Things completely took a turn for the better on Thursday night, when I chose a quote from Silver Linings Playbook as my mantra during my yoga hour (the only thing that keeps me sane on most nights when I unwind in my room, FINALLY free from the confusing garble that is the Central Thai language and the overly-touchy hands of my Mae). I looked at the quote, slowly dropped my eyelids, immersed myself in it during meditation, and slowly repeated "silver lining, silver lining, silver lining" to myself every time I started to focus on the seemingly negative things as my body shifted from pose to pose.

Like the fact that I have to hunch over to do almost EVERYTHING, including washing dishes (which I offer to do daily) and cooking. Like the fact that I am constantly dreading what strange food will be put in front of me, offering no comfort and memories from home since this food is nothing like gourmet Thai food that we devour in America; it often includes whole fish whose sad eyes stare me down while I rip apart their body, splayed tails, shiny iridescent skin, and innards still attached (EEK!).  Sometimes I even make a game of it and try to swallow without letting the food touch my taste buds, then I smile as Mae Keuao looks on intently, waiting for my reaction.  
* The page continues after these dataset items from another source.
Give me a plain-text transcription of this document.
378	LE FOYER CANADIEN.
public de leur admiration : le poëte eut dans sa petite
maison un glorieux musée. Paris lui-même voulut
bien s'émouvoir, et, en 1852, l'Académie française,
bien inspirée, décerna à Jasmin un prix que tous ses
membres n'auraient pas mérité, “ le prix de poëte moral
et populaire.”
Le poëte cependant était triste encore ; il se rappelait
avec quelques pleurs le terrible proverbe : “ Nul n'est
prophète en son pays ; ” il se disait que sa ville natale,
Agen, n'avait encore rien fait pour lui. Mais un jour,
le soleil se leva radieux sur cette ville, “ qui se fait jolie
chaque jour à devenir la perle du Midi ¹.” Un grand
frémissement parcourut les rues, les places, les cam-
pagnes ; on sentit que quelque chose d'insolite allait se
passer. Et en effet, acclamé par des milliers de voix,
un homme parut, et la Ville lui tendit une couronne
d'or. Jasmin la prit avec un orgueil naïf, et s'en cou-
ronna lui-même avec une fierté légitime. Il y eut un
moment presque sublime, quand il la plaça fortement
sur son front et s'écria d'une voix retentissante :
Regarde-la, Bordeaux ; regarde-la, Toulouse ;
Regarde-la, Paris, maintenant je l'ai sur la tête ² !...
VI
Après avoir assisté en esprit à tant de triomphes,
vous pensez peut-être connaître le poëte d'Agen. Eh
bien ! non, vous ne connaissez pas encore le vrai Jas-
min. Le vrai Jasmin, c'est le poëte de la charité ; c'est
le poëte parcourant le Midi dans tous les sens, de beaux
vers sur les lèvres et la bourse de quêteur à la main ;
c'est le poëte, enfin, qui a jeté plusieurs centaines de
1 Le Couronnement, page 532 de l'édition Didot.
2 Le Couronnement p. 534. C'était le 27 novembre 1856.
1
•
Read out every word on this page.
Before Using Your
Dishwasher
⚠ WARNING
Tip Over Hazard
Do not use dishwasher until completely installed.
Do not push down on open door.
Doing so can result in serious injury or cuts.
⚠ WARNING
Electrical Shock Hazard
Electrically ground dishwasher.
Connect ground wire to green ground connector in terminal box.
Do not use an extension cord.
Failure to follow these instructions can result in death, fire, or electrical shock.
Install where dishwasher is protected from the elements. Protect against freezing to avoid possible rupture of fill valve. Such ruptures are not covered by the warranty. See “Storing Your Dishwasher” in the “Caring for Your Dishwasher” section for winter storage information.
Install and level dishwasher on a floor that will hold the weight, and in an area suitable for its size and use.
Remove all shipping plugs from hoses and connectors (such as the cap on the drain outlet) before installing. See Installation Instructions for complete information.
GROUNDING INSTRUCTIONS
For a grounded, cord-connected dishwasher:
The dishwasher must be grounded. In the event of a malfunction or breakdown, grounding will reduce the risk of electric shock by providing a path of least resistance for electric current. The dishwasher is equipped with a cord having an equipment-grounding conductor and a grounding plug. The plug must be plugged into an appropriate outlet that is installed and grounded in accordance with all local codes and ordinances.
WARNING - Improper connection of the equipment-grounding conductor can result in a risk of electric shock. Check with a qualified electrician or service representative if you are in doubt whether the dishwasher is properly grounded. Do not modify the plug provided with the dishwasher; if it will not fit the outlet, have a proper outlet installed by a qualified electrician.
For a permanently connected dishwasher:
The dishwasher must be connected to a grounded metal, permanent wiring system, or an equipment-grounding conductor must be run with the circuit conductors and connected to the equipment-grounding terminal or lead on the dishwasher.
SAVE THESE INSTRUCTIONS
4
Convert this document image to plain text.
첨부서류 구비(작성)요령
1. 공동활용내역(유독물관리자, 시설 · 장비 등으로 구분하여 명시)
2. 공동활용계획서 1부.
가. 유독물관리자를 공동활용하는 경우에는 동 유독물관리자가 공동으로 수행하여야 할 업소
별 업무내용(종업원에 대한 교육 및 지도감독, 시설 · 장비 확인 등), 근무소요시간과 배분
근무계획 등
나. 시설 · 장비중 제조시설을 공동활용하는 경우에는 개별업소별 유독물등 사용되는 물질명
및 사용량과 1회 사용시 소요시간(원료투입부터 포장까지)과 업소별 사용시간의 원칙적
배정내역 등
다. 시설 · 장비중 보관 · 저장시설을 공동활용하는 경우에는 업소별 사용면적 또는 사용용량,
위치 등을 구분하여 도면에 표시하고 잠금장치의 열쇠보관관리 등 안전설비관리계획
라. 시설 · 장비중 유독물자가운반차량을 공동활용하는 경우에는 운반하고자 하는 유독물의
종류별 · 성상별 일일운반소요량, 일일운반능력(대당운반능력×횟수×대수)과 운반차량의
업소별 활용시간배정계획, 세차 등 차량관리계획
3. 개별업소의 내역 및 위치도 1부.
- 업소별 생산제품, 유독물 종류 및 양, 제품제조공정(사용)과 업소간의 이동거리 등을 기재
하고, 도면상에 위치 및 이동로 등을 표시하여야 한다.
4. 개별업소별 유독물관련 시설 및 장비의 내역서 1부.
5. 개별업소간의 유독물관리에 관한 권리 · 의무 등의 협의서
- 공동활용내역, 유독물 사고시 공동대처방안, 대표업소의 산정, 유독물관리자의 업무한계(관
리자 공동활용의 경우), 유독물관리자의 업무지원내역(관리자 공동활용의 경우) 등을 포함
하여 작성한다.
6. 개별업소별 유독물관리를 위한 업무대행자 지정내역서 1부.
Or the fact that Mae Keauo talks and talks and talks (and then talks some more) to me and expects me to understand her, when in reality, the BYU liaison (who's a returned missionary and speaks fluent Thai) doesn't even understand her bewildering use of Northern Thai, which is completely different and mutually unintelligible unless you know the differing vocabulary. 

Me standing in a Thai door, and then eating pig intestine--yum; of course, I had to take a photo so ya'll would believe me.

Back in my bedroom, the briny flavor of sweat seeps into the corners of my lips, taut with the concentration of a vinyasa flow; I exhale deeply, spraying sweat onto my splayed fingertips, and push backward into Downward Facing Dog, trying harder with every breath to free myself from the negativity and focus on the silver linings.  Now I laugh as I smack my head on the door frame heading into the kitchen from my room, I smile and plead for help with my inquisitive eyes as Mae cackles at me for not knowing how to use her mortar and pestle, and I apologize profusely (ka thoot ka) as she laughingly berates me and swats my bum after I step over the top of her cooking utensils on the floor.  

Nobody said it'd be easy. And if it WAS easy, everyone would do it...and I wouldn't grow into an understanding and caring person whose future career dreams include only community-level development the world over.